Also, your DECoN execution has another problem: you are using different chromosome names in the bed file than in the other files. I provide you the exact bed file I am using (is the one published, in a tab-delimited format): bed.bed.zip

Hope you can fix all your issues, José Marcos.

fultonardo commented 4 years ago

Greetings José,

Ahh, that makes sense!
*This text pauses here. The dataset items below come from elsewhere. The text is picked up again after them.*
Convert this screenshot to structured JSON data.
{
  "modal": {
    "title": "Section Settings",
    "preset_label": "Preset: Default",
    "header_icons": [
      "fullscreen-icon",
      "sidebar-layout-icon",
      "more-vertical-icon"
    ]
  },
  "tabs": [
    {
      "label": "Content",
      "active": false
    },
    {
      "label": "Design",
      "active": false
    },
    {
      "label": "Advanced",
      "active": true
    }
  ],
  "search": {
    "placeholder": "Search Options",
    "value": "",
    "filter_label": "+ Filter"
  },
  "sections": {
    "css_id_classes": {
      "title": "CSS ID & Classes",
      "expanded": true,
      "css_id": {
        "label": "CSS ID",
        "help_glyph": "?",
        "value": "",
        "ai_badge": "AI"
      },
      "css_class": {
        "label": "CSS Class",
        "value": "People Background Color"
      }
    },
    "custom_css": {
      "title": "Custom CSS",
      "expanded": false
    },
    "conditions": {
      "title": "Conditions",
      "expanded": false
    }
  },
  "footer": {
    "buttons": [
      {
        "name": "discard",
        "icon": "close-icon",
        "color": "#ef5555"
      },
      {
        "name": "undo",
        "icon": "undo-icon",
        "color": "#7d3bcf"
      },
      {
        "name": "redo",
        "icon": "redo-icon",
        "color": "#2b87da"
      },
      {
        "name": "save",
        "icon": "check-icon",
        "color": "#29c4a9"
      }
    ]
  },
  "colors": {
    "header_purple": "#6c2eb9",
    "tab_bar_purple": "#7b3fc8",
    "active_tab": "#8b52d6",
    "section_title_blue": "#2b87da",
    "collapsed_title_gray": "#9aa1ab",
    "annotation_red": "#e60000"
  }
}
I will rename the samples and retry.

Thanks again for all of your help!! -Matt Marshall

fultonardo commented 4 years ago

Greetings José,

I wanted to follow up to let you know that I was able to get both panelcn.MOPS and DECoN working properly in CNVbenchmarker, thank you again for your help!!

Here are some useful tips that may help others that run into similar errors: I was able to get CNVbenchmarkeR to run panelcn.MOPS with R4.0.2 in Ubuntu 20 and the following input- 1- bed_file: must be saved as a tab-delimited .bed file --> Matches the example file exactly 2- validated_results_file: must be saved as a tab-delimited .txt file (This does not match the example file exactly because the example file in the examples folder is a .csv and the supplementary file provided in the publication is .xlsx) 3- Chromosome labels must be only a number, (e.g., 1, 2, 3,...)
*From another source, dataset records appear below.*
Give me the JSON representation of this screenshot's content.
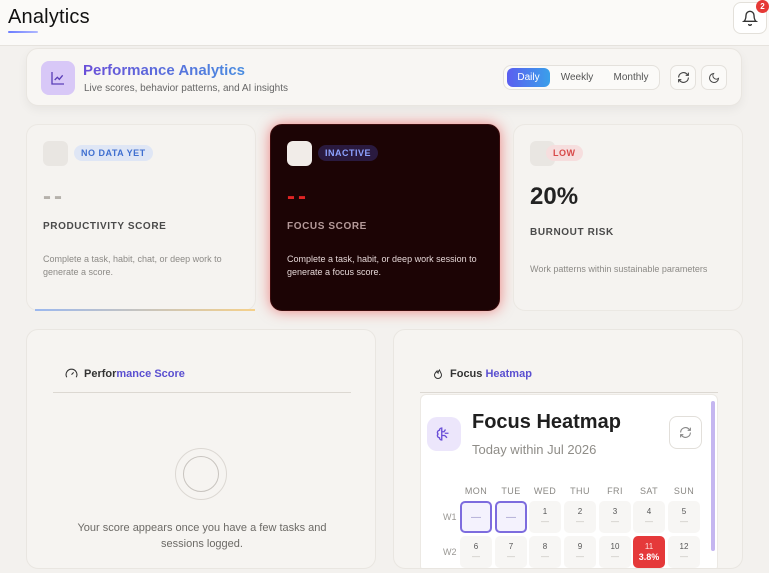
{
  "app": {
    "title": "Analytics",
    "notification_count": "2"
  },
  "header": {
    "title": "Performance Analytics",
    "subtitle": "Live scores, behavior patterns, and AI insights",
    "periods": [
      "Daily",
      "Weekly",
      "Monthly"
    ],
    "selected_period": "Daily"
  },
  "stats": [
    {
      "badge": "NO DATA YET",
      "value": "--",
      "label": "PRODUCTIVITY SCORE",
      "description": "Complete a task, habit, chat, or deep work to generate a score."
    },
    {
      "badge": "INACTIVE",
      "value": "--",
      "label": "FOCUS SCORE",
      "description": "Complete a task, habit, or deep work session to generate a focus score."
    },
    {
      "badge": "LOW",
      "value": "20%",
      "label": "BURNOUT RISK",
      "description": "Work patterns within sustainable parameters"
    }
  ],
  "performance_panel": {
    "title_plain": "Perfor",
    "title_accent": "mance Score",
    "message": "Your score appears once you have a few tasks and sessions logged."
  },
  "heatmap_panel": {
    "title_plain": "Focus ",
    "title_accent": "Heatmap",
    "card_title": "Focus Heatmap",
    "card_subtitle": "Today within Jul 2026",
    "days": [
      "MON",
      "TUE",
      "WED",
      "THU",
      "FRI",
      "SAT",
      "SUN"
    ],
    "weeks": [
      {
        "label": "W1",
        "cells": [
          {
            "num": "",
            "dash": "—",
            "state": "empty"
          },
          {
            "num": "",
            "dash": "—",
            "state": "empty"
          },
          {
            "num": "1",
            "dash": "—",
            "state": "normal"
          },
          {
            "num": "2",
            "dash": "—",
            "state": "normal"
          },
          {
            "num": "3",
            "dash": "—",
            "state": "normal"
          },
          {
            "num": "4",
            "dash": "—",
            "state": "normal"
          },
          {
            "num": "5",
            "dash": "—",
            "state": "normal"
          }
        ]
      },
      {
        "label": "W2",
        "cells": [
          {
            "num": "6",
            "dash": "—",
            "state": "normal"
          },
          {
            "num": "7",
            "dash": "—",
            "state": "normal"
          },
          {
            "num": "8",
            "dash": "—",
            "state": "normal"
          },
          {
            "num": "9",
            "dash": "—",
            "state": "normal"
          },
          {
            "num": "10",
            "dash": "—",
            "state": "normal"
          },
          {
            "num": "11",
            "dash": "3.8%",
            "state": "hot"
          },
          {
            "num": "12",
            "dash": "—",
            "state": "normal"
          }
        ]
      }
    ]
  },
  "colors": {
    "accent": "#5b5ef0",
    "danger": "#e5393a",
    "dark_card": "#1c0405"
  }
}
I was able to get CNVbenchmarkeR to run DECoN with R 3.4.4 in Ubuntu 18 and the following input- 1- bed_file: must be saved as a tab-delimited .bed file --> does not match the example file: chromosome labels must be chr1, chr2, etc. 2- validated_results_file: must be saved as a tab-delimited .txt file and chromosome labels must be chr1, chr2, etc.
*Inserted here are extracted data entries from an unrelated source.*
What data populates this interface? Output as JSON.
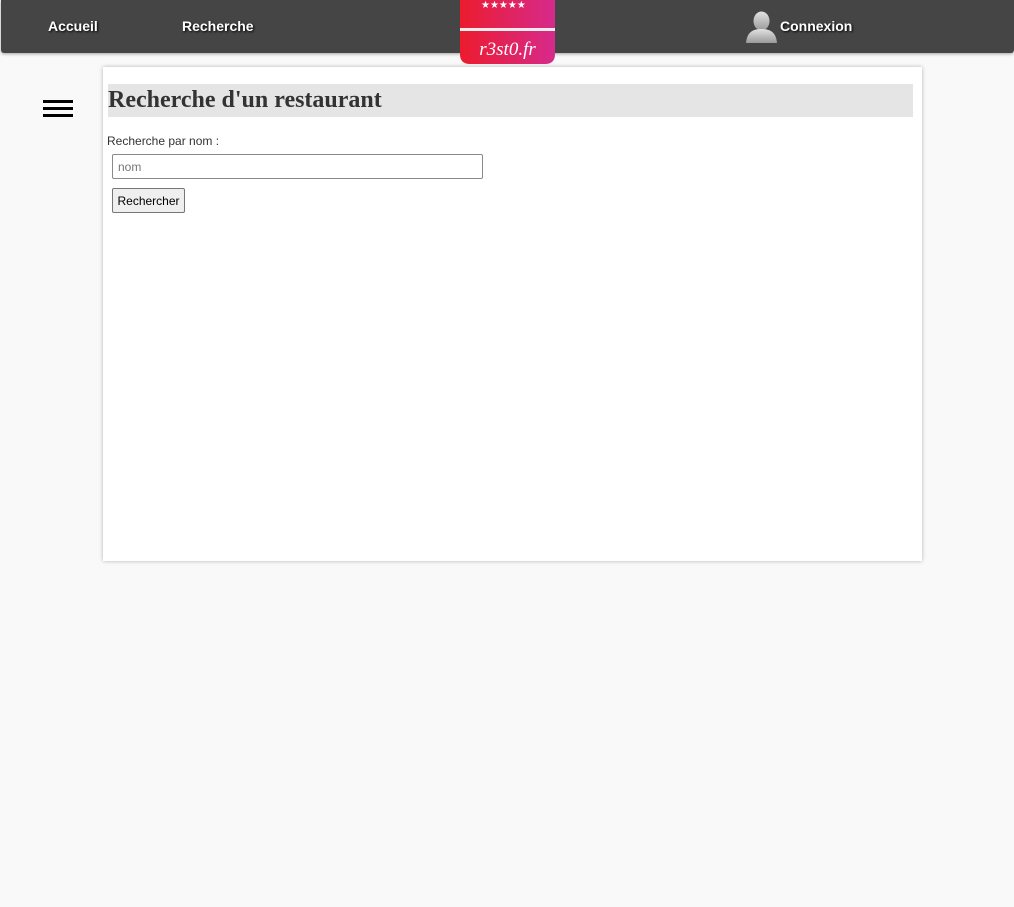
{
  "header": {
    "nav": [
      {
        "label": "Accueil"
      },
      {
        "label": "Recherche"
      }
    ],
    "logo": {
      "text": "r3st0.fr",
      "icon": "burger-logo"
    },
    "login": {
      "label": "Connexion",
      "icon": "user-avatar-icon"
    }
  },
  "sidebar": {
    "menu_icon": "hamburger-menu-icon"
  },
  "main": {
    "title": "Recherche d'un restaurant",
    "search": {
      "label": "Recherche par nom :",
      "placeholder": "nom",
      "value": "",
      "button_label": "Rechercher"
    }
  },
  "colors": {
    "topbar": "#454545",
    "page_background": "#f9f9f9",
    "title_background": "#e5e5e5",
    "logo_gradient_start": "#ec1c2e",
    "logo_gradient_end": "#d62a8c"
  }
}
note- I got the idea to use chr1, chr2, etc. as opposed to 1, 2, etc. because the HG_19.fa file has chromosomes labeled as chr1, chr2, etc...


Finally, the exact input files that run properly on the panelcn.MOPS computer do not produce any output on the DECoN computer. DECoN does not even run past 'evaluating GC content...' line when chromosomes are not labeled as chr1, chr2, etc.

The exact input files that run properly on the DECoN computer do produce panelcn.MOPS output but do not produce the CNVbenchmarkeR summary files.

My guess is that the reason for this is the DECoN computer is running the older versions of everything, including Bioconductor and Bioconductor related packages, however I do not plan to look into this further unless it becomes relevant down the road!

Best wishes, -Matt

jpuntomarcos commented 3 years ago

Thanks for your feedback. I have done some udpates in the README file to better guide other users.

Best, José Marcos.